Open In App

Understanding PyTorch Lightning DataModules

Last Updated : 08 Dec, 2020
Improve
Improve
Like Article
Like
Save
Share
Report

PyTorch Lightning aims to make PyTorch code more structured and readable and that not just limited to the PyTorch Model but also the data itself. In PyTorch we use DataLoaders to train or test our model. While we can use DataLoaders in PyTorch Lightning to train the model too, PyTorch Lightning also provides us with a better approach called DataModules. DataModule is a reusable and shareable class that encapsulates the DataLoaders along with the steps required to process data. Creating dataloaders can get messy that’s why it’s better to club the dataset in the form of DataModule. Its recommended that you know how to define a neural network using PyTorch Lightning.

Installing PyTorch Lightning:

Installing Lightning is the same as that of any other library in python.

pip install pytorch-lightning

Or if you want to install it in a conda environment you can use the following command:-

conda install -c conda-forge pytorch-lightning

Pytorch Lightning DataModule Format

To define a Lightning DataModule we follow the following format:-

import pytorch-lightning as pl
from torch.utils.data import random_split, DataLoader

class DataModuleClass(pl.LightningDataModule):
    def __init__(self):
        #Define required parameters here
    
    def prepare_data(self):
        # Define steps that should be done
    # on only one GPU, like getting data.
    
    def setup(self, stage=None):
        # Define steps that should be done on 
    # every GPU, like splitting data, applying
    # transform etc.
    
    def train_dataloader(self):
        # Return DataLoader for Training Data here
    
    def val_dataloader(self):
        # Return DataLoader for Validation Data here
    
    def test_dataloader(self):
        # Return DataLoader for Testing Data here

Note: The names of the above functions should be exactly the same.

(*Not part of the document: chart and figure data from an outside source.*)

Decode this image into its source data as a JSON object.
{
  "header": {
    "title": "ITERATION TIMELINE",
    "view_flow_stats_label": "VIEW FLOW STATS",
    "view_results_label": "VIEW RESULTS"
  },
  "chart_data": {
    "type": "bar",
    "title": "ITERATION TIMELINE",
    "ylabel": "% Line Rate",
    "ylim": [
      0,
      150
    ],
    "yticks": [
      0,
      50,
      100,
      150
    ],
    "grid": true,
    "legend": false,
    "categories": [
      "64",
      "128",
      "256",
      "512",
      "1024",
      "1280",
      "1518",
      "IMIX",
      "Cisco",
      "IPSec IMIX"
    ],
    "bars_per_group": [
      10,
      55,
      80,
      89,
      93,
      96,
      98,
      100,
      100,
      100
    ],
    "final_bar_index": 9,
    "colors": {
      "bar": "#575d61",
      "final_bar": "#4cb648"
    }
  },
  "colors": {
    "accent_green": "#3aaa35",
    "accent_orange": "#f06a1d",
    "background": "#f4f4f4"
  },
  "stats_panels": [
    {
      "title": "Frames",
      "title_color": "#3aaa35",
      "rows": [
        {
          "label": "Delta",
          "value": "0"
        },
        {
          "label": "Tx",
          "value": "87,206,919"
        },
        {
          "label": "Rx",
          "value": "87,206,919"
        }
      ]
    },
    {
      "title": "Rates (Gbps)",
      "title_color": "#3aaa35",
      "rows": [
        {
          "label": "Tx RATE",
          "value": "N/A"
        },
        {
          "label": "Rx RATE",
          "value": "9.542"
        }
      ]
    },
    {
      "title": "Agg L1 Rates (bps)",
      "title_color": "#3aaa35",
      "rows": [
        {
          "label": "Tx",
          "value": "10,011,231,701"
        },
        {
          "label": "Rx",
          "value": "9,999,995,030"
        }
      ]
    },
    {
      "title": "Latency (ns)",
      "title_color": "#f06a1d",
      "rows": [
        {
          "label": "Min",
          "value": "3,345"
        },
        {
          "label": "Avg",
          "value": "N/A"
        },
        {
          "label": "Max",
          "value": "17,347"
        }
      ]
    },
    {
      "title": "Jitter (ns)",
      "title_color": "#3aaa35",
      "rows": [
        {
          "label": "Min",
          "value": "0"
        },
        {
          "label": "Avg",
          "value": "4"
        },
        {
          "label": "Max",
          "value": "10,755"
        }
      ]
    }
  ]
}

Understanding the DataModule Class

For this article, I’ll be using MNIST data as an example. As we can see, the first requirement to create a Lightning DataModule is to inherit the LightningDataModule class in pytorch-lightning:

import pytorch-lightning as pl
from torch.utils.data import random_split, DataLoader

class DataModuleMNIST(pl.LightningDataModule):

__init__() method:

It is used to store information regarding batch size, transforms, etc. 

def __init__(self):
    super().__init__()
    self.download_dir = ''
    self.batch_size = 32
    self.transform = transforms.Compose([
        transforms.ToTensor()
    ])

prepare_data() method:

This method is used to define the processes that are meant to be performed by only one GPU. It’s usually used to handle the task of downloading the data. 

def prepare_data(self):
    datasets.MNIST(self.download_dir,
           train=True, download=True)
           
    datasets.MNIST(self.download_dir, train=False,        
           download=True)

setup() method:

This method is used to define the process that is meant to be performed by all the available GPU. It’s usually used to handle the task of loading the data. 

def setup(self, stage=None):
    data = datasets.MNIST(self.download_dir,
             train=True, transform=self.transform)
             
    self.train_data, self.valid_data = random_split(data, [55000, 5000])
        
    self.test_data = datasets.MNIST(self.download_dir,
                        train=False, transform=self.transform)

train_dataloader() method:

This method is used to create a training data dataloader. In this function, you usually just return the dataloader of training data.

def train_dataloader(self):
    return DataLoader(self.train_data, batch_size=self.batch_size)

val_dataloader() method:

This method is used to create a validation data dataloader. In this function, you usually just return the dataloader of validation data.

def val_dataloader(self):
   return DataLoader(self.valid_data, batch_size=self.batch_size)

test_dataloader() method:

This method is used to create a testing data dataloader. In this function, you usually just return the dataloader of testing data.

def test_dataloader(self):
   return DataLoader(self.test_data, batch_size=self.batch_size)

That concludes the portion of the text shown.